La mémoire collective en a gardé les meurtrissures – du vaincu – ou les gloires – du vainqueur – peintes par des auteurs soucieux de les couler dans les moules scripturaux ou artistiques les mieux susceptibles d’engager leur destinataire dans les visées informatives et idéologiques escomptées.
Des considérations lexicales peuvent constituer le point de départ d’une réflexion sur les modalités d’expression des dérives contribuant au processus de fictionnalisation de la guerre par leur caractère inédit ou spectaculaire. L’examen des différents types de discours rendant compte de tous les types d’écarts ou de bavures (historiographie, genres fictionnels, récits moraux, miniatures, peinture, etc.) peut contribuer à éclairer les questionnements éthique, stylistique et esthétique relatifs à la représentation de la guerre.

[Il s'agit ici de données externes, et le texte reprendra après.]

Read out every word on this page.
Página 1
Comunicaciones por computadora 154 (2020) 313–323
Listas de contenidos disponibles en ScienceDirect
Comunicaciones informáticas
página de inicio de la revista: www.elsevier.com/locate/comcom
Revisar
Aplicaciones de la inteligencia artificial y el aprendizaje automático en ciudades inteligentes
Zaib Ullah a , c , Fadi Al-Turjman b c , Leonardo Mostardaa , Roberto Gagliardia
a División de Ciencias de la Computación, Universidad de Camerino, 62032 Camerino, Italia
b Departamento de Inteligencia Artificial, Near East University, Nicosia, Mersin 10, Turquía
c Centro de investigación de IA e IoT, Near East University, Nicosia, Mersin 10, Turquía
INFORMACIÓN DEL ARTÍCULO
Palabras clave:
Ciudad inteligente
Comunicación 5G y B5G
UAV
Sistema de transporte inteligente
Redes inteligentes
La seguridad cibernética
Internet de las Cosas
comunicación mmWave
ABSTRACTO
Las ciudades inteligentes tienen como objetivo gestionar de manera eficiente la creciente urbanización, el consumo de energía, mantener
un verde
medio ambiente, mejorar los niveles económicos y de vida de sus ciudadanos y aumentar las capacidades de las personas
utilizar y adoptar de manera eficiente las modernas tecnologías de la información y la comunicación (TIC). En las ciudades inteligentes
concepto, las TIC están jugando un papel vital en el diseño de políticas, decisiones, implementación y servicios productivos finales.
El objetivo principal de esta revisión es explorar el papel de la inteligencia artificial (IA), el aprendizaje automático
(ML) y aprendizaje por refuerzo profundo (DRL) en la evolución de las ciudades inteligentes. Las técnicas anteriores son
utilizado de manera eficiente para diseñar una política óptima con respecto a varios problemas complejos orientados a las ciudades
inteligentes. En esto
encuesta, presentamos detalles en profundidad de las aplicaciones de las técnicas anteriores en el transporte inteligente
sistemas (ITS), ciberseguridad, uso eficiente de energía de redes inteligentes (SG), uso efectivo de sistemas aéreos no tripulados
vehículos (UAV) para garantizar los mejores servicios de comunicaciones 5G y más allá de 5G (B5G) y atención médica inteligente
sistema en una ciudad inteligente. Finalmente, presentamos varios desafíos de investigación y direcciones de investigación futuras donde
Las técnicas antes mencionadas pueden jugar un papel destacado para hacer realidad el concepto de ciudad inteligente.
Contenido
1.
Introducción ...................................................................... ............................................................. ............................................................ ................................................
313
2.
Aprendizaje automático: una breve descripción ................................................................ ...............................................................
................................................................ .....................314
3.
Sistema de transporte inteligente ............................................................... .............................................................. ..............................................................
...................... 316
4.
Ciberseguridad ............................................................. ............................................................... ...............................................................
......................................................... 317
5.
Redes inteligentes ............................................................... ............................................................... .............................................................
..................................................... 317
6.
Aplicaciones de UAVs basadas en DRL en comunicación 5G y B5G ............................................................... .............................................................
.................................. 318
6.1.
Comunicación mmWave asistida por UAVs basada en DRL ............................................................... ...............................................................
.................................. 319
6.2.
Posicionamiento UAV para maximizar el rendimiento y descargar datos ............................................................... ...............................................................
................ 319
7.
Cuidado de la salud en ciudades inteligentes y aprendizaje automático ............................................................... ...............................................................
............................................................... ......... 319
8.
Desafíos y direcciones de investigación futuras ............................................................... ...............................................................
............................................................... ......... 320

La question suscite également des interrogations d’ordre civilisationnel touchant aux répercussions politiques, sociales ou personnelles de ces dérives : par exemple sur le statut du chevalier tenu d’agir au service de Dieu et des pauperes comme le stipulent le serment prêté lors de son adoubement et la recommandation du célébrant, empruntée à Saint Augustin, Sis miles pacificus (« Sois un chevalier pacifique ») ; ou sur le statut du clerc, imprégné par la même théologie de la guerre chrétienne ne permettant que la « guerre juste » et excluant toute forme de violence. Dès la Chanson de Roland, pourtant, cette éthique de modération cède la place à un devoir de violence, légitimé par un manichéisme opposant le Bien au Mal et faisant dire à Bernard de Clairvaux, au milieu du XIIe siècle, que la mort d’un infidèle ne s’apparente pas à un homicidium mais à un malicidium. Philosophiquement, il devient évident que le Kalos grec, fait de la fusion du beau et du bien, ne rend plus compte de la pensée occidentale, encore moins du vécu, supplanté qu’il est par un manichéisme belliqueux, un des préalables essentiels de la guerre dont le Sarrasin est, en l’occurrence, l’incarnation.
Anéantir le mal identifié au Sarrasin crée dans les gestes une relation particulière entre un auteur qui se plaît à décrire des scènes cruelles en les amplifiant et un public qui s’en délecte. Il sera donc aussi question d’interroger l’ethos de l’auteur, appartenant au camp des vainqueurs ou des vaincus, témoin ou translateur, créateur enjoué ou austère en rapport avec les conditions de réception et l’horizon d’attente du public auquel il s’adresse directement.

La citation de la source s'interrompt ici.